We produce spark­ling­ Blanquette de Limoux, ­single-varietal Chardonnay, Mauzac and Chenin Blanc, a Sauvignon Blanc and a late-harvest Sauvignon Blanc-Mauzac blend. Of a total production of 100,000 bottles, we export around 85%. As foreigners speaking a variety of European languages, when we first started 14 years ago it was naturally easier to deal with European markets rather than the French, though we now sell about 20% of our wine locally, in restaurants and cellar door. We have the problems faced by any small ­appellation: our Chardonnay is brilliant but we don’t have Burgundy on the label, and at the £13.00 level our sparkling is far ­better value than Champagne at the equivalent level, but we don’t have Champagne  on the label. So it’s important to explore all the possibilities – as a small vineyard we have to be more interesting. We’re not growing in size but in quality. The longer we are in the business the more we are terroir-driven and concerned with authenticity. You have to make better wines or you’ll drown in the lake of wine from the co-operatives.

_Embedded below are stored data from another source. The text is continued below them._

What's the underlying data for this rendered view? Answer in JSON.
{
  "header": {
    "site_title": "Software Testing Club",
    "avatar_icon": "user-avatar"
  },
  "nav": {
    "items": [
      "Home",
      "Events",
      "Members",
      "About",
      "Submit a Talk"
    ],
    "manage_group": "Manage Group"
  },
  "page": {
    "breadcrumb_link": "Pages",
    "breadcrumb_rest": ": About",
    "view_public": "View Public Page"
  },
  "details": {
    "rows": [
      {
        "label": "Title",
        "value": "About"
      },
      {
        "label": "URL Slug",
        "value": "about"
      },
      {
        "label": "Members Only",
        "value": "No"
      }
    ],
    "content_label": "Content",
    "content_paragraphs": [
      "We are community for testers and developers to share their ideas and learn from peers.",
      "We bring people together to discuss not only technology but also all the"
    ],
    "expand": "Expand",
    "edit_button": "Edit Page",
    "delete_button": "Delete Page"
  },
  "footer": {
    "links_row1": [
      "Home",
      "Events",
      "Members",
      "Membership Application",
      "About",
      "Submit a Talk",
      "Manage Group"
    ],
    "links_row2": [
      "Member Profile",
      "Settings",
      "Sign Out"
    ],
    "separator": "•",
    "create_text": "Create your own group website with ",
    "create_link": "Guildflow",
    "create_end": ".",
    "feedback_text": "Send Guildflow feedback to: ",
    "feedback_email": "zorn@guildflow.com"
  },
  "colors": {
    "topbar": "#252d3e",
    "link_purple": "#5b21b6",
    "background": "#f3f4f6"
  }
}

Our prime export markets are Belgium, Holland, the UK and the US, as well as Japan. They tend to be adventurous in their choices, and they’re not afraid of the unknown.  Belgium is a lovely country to work with. They are very educated in wine and they love their food. The US is very important for the same reason – especially in New York where they’re driven by good wines. Japan is a very nice market to work in because they are so interested in the wine.

The UK in general is very brand driven but we have an excellent importer, Cambridge Wine Merchants, who really know the Languedoc. As for the Republic of Ireland, I know the market well but we find it very difficult – it’s a struggle. They are very price-driven and it’s complicated by high taxes.

We’re always looking for new regions - we never say no to a new market because things can change. We’ve recently got Trinidad and Tobago – it’s small, we don’t need to send multiple pallets, but the world is big and there are many niche regions like that to go into. And we do care about where the wine goes. I’m not keen on working with countries where we’re not sure what happens to the wine when it arrives. 

Are we going to look at China? Yes. Last year I went to Shanghai with my son Jan-Ailbe, who speaks Mandarin and is training to be the winemaker here. It was fascinating, and we made useful contacts, but it’s still too early for us. There’s definitely a niche market there but we’re not there yet.  We’re very optimistic about Languedoc. It can still be a battle to get people to take the region ­seriously but I’m convinced the tide is turning for French wine, that it’s coming back into fashion, and people like Gerard Bertrand  and Jean-Claude Mas have been brilliant in getting it better known. The most essential thing is that we believe in it ourselves.